Ray Ferris

Personal information
- Full name: Raymond Osborn Ferris
- Date of birth: 22 September 1920
- Place of birth: Newry, County Down, Ireland
- Date of death: 1 February 1994 (aged 73)
- Place of death: Manchester, England
- Height: 5 ft 8+1⁄2 in (1.74 m)
- Position(s): Left half

Youth career
- Sweetafton Rovers
- Glentoran (trial)
- 1938–1939: Brentford (amateur)
- 1939: Cambridge Town
- Distillery (trial)
- Linfield

Senior career*
- Years: Team / Apps / (Gls)
- 1945–1949: Crewe Alexandra / 101 / (23)
- 1949–1953: Birmingham City / 90 / (3)
- 1953–1954: Worcester City

International career
- 1949–1951: Northern Ireland / 3 / (1)

= Ray Ferris =

Northern Irish footballer

Raymond Osborn Ferris (22 September 1920 – 1 February 1994) was a Northern Irish professional footballer who played as a left half. He played nearly 200 games in the Football League for Crewe Alexandra and Birmingham City, and won three international caps for Northern Ireland. His father, James, had also been an international footballer.

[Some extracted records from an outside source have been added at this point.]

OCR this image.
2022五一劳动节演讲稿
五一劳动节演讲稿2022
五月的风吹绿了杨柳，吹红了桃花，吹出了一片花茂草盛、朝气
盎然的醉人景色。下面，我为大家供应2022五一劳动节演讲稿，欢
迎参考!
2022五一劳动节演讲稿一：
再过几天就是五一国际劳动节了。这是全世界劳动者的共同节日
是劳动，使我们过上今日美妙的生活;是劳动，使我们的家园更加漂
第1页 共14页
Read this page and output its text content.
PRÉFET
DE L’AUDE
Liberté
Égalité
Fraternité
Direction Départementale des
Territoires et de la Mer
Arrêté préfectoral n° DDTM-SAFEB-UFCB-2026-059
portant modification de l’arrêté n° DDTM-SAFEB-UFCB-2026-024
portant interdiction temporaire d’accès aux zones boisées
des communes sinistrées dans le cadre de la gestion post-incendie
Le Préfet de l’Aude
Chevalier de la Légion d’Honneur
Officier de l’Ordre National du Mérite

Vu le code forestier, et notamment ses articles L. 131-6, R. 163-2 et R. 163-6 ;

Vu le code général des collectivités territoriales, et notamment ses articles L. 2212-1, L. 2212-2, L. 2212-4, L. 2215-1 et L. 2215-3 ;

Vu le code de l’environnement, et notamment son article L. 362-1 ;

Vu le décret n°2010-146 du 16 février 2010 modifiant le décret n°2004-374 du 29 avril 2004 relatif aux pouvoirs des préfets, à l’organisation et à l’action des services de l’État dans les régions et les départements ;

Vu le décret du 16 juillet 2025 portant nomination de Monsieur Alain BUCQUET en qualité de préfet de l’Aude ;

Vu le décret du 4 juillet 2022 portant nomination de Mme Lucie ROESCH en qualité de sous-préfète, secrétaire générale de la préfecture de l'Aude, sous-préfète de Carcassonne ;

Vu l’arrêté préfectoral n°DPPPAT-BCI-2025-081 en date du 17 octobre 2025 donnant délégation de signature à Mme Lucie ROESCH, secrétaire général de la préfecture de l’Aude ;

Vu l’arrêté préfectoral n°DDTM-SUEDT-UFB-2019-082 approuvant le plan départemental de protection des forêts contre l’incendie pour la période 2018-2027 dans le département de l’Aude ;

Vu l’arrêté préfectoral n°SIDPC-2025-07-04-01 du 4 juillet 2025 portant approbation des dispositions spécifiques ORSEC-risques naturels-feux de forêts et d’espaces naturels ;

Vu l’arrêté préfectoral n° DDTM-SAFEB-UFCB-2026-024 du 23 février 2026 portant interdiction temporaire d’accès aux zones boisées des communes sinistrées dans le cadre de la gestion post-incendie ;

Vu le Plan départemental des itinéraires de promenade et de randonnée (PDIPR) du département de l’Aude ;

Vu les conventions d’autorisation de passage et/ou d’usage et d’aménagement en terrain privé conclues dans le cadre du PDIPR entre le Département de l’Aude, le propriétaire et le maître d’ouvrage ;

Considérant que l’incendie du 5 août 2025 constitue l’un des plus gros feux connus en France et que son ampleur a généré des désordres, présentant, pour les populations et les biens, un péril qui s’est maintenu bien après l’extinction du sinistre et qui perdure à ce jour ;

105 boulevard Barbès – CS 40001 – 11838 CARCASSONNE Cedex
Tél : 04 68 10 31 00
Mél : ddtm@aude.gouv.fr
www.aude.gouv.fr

Born in Newry, County Down, Ferris spent short trial spells at Irish League clubs Distillery and Glentoran before crossing to England where he signed amateur forms for Brentford. By the time the Second World War broke out he was playing non-league football for Cambridge Town and then moved to Linfield. During the war he made guest appearances for Tottenham Hotspur, West Ham United and former club Brentford.

After the war he signed professionally for Crewe Alexandra, for whom he played over 100 times. He then moved to First Division club Birmingham City, for whom he also made over 100 appearances. He was a hard-working, hard-tackling type of half-back with great determination. In the closed season of 1953 he went on a representative tour with the IFA to the United States and Canada, where he sustained a leg injury that eventually ended his career. Though he played for Worcester City in the Southern League for one more season, he was forced to retire in 1954.

Ferris died in a Manchester nursing home in February 1994, aged 73. His legs had been amputated due to circulation problems.